When I get a dime-quarter signal, I will re-sweep using only the tip of my coil, if the target still registers dime-quarter, I dig, if the VDI falls into the 60's, it is probably one of those pesky caps. This is still a study in progress as I am a new owner with the Omega. Hope this helps.

Jackpine Savage followed up with this:

While not fool proof your method of ID'ing bottlecaps works for me as well. To take it a bit further, on shallower relatively loud hits, sweeping the tip of the coil an inch or so off the bottlecap should give an iron reading while coins will still read as non-ferrous albeit a much lower reading.

Those deeper softer hitting bottlecaps are still dug :rant: but using this method saves a lot of time on the vast majority I run into.


Then Dave Johnson (designer of the Omega) chimed in with this:

Steel bottlecap trick that actually works
Posted by: Dave J. [ Send a Message ]
Date: August 07, 2010 05:42PM
Registered: 3 years ago
Posts: 85
Most of our recent mid and upper range Teknetics and Fisher metal detectors use a signal processing algorithm which is very good in many ways, but does "like bottlecaps" a little more than some other ID algorithms. Not that the steel bottlecap problem is unique to our machines, most modern VLF machines exhibit it to some degree esp. when using a DD searchcoil.
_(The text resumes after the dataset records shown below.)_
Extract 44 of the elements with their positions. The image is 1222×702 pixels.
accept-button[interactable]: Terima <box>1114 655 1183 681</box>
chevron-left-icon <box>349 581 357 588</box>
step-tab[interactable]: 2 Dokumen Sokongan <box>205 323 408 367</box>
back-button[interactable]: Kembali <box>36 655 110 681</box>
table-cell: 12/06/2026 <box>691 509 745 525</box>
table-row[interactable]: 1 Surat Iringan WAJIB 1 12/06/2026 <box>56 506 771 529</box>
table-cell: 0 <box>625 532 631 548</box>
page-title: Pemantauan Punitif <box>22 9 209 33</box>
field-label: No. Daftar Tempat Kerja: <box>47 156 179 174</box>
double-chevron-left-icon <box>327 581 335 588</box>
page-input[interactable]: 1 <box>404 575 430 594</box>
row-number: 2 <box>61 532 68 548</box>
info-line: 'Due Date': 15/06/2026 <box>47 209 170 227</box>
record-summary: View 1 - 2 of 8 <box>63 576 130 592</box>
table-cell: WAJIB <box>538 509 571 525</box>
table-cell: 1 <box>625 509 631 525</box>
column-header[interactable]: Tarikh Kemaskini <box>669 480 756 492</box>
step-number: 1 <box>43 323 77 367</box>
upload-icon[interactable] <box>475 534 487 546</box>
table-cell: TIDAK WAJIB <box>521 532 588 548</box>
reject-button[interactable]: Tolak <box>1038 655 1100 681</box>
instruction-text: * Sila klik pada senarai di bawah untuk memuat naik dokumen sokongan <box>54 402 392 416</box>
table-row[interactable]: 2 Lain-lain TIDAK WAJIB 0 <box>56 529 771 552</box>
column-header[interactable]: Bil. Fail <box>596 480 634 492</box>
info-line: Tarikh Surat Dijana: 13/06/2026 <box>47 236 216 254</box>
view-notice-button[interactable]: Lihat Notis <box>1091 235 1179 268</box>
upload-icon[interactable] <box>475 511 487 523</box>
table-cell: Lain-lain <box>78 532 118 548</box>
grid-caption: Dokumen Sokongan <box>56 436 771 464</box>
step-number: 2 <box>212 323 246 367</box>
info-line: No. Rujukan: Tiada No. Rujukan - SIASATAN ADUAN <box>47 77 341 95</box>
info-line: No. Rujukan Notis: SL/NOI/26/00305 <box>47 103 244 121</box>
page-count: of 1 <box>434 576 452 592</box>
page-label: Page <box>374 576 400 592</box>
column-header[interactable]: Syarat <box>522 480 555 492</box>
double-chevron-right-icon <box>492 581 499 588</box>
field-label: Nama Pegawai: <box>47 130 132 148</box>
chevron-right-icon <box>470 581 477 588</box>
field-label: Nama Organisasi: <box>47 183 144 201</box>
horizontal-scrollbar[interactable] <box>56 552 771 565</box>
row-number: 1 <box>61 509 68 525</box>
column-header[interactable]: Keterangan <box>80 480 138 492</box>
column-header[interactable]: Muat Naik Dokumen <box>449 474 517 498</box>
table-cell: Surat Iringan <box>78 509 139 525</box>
My personal steel bottlecap trick is to turn the searchcoil into the vertical plane and sweep all the way across the target. A coin will usually give a double hit and will usually ID both hits in the range which is normal for that type of target. In other words it will usually more or less agree with the ID you got will sweeping over the target in the normal manner.

Trash of irregular shape will tend to depart more from the ID you got in the normal sweep. Steel bottlecaps will usually ID down into the iron range when you do this.

This technique works better with smaller searchcoils than with larger ones.

I haven't tried it on machines of other manufacturers but I would guess it will work with most of them also.

--Dave J.
FTP-Fisher


One thing that's interesting is that on the T2 there's a bottle cap program that works very well with the 11" DD. On the F75 there's also a bottle cap program, unfortunately it doesn't work well at all with the 11" DD. It would be great to see the program they implemented on the T2 carried over to the other FT products.